Please Put the MacBook Air Out of Its Misery



[ad_1]

Photo: Alex Cranz (Gizmodo)

Without fail when someone tells me they are going to buy a MacBook Air, I will cringe and reach for them—begging them not to make such a poor decision. The MacBook Air is a decrepit dinosaur—a relic of another time—and when Apple announces a new wave of devices Tuesday in Brooklyn, it will hopefully, finally, kill the Air. Or at least refresh the damn thing.

Personally, I’d like to see it killed. We’ve been beating the drum for the MacBook Air’s demise for quite a while here at Gizmodo. It’s not because we hate cheaper laptops built for budget instead of power. It’s because we hate that an outdated bad deal like the MacBook Air continues to exist alongside much nicer machines.

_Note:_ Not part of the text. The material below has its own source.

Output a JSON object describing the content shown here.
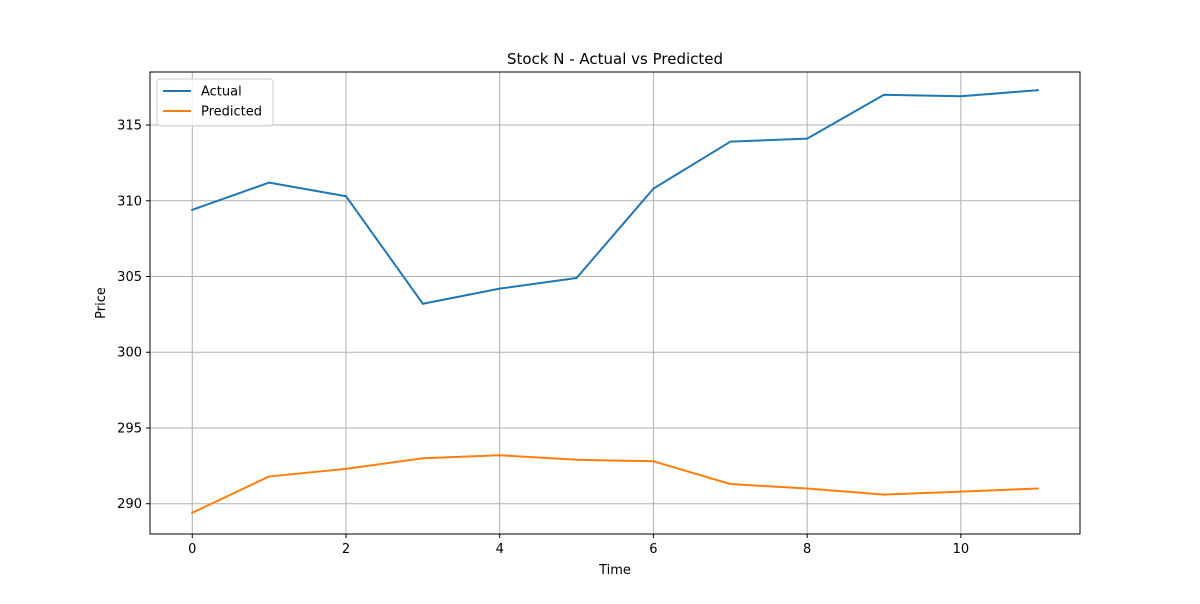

Take for example the MacBook Air’s size. When the original MacBook Air launched it was one of the thinnest and lightest laptops made. It fits inside a paper envelope! Yet now multiple companies, including Apple, have laptops lighter and thinner than the Air, making its name an extreme misnomer. The MacBook (which is due for a much-needed refresh as well) weighs .93 pounds less than the 2.96 pound MacBook Air, and while the MacBook Air is technically thinner at its thinnest point (.11 inches to .68 inches) the MacBook is skinnier overall (.14 inches to .52 inches).

But the MacBook isn’t just a more Air-like product due to its size and weight. It has a 12-inch 2304 by 1440 resolution display that’s unusual, but mainly for being so high resolution—12-inch displays are usually 1080p or lower.

The MacBook Air, meanwhile, may start for under $1,000, but it’s outfitted like a $400 budget Windows laptop. It has a 1440 by 900 resolution display, which, okay, that is actually a little better than the 1366 by 768 resolution found in the majority of budget laptops. But the MacBook Air starts at $1,000, not $400! I’m pretty certain that at this point the Air might be the only 13-inch $1,000 laptop with a resolution under 1080p (if you can think of another please mention it in the comments). Its display, surrounded by that enormous bezel, makes it look comically old-fashioned next to similarly priced devices like the Dell XPS 13 or HP’s Elitebook 735 G5.

You know what else those devices have besides better displays and thinner bezels? They have processors made in 2018. The MacBook Air was refreshed in 2017, but it’s still only available with processors made in 2015. It comes with either an i5-5350U or i7-5650U CPU. Those are 5th-Gen products! We are currently on the 8th generation, and Intel just started announcing CPUs from the 9th generation earlier this month. Even HP, Dell, and Lenovo’s cheapest Intel Core i laptops are on the 7th generation. If you really hunt around you might find a 6th generation product still for sale, but it will also, likely, be much, much, much cheaper than the current laptops made by the same company.

But not if it’s sold by Apple! It currently charges just $300 less for the MacBook Air than the MacBook (which comes with 7th-gen Intel CPUs). The MacBook Air is such a poor buy compared to other laptops right now that when we did a best $1,000 laptop Battlemodo last year we had to exclude it entirely.

Back in 2016, we suggested the Air was dead due to the release of the MacBook Pro Retina without a Touch Bar. Since its release, that device has supplanted the Air as the de facto machine new employees receive in many offices. It’s more powerful, weighs the same, has a better display, and a more modern design. It’s also, like the MacBook, just $300 more. But if Apple wants more laptops out in the world it needs a device that sells for $1,000 or under.

Laptop makers have repeatedly told me in this year that the laptops they sell aren’t the big $2,000 luxury devices, but the $1,000 and under ones. If Apple wants to reach that market it needs to make a quality device that hits that price point.

And not an iPad. At the last iPad event in March, Apple tried to make it seem as though an iPad, which is a touch-first mobile device using its phone operating system, was every bit as good as a laptop for many functions. And no doubt it will make an even stronger case Tuesday when it is expected to announce a new iPad Pro with a new keyboard case. But tablet-first 2-in-1s like the iPad Pro are not laptops—just as a laptop-first 2-in-1 like the Lenovo Yoga c930 is not a tablet. Some people don’t want a hybrid, they just want a laptop.

Apple will reportedly announce a couple of laptop refreshes on Tuesday as well, including a lower cost device that will either be a MacBook refresh or a MacBook Air replacement. And hopefully, it will retail for under $1,000. Though if it does, it will be something only technically lower than $1,000—like $999. And finally, maybe, we will be able to say goodbye to the MacBook Air. It might have changed the laptop landscape, but it’s time for it to go.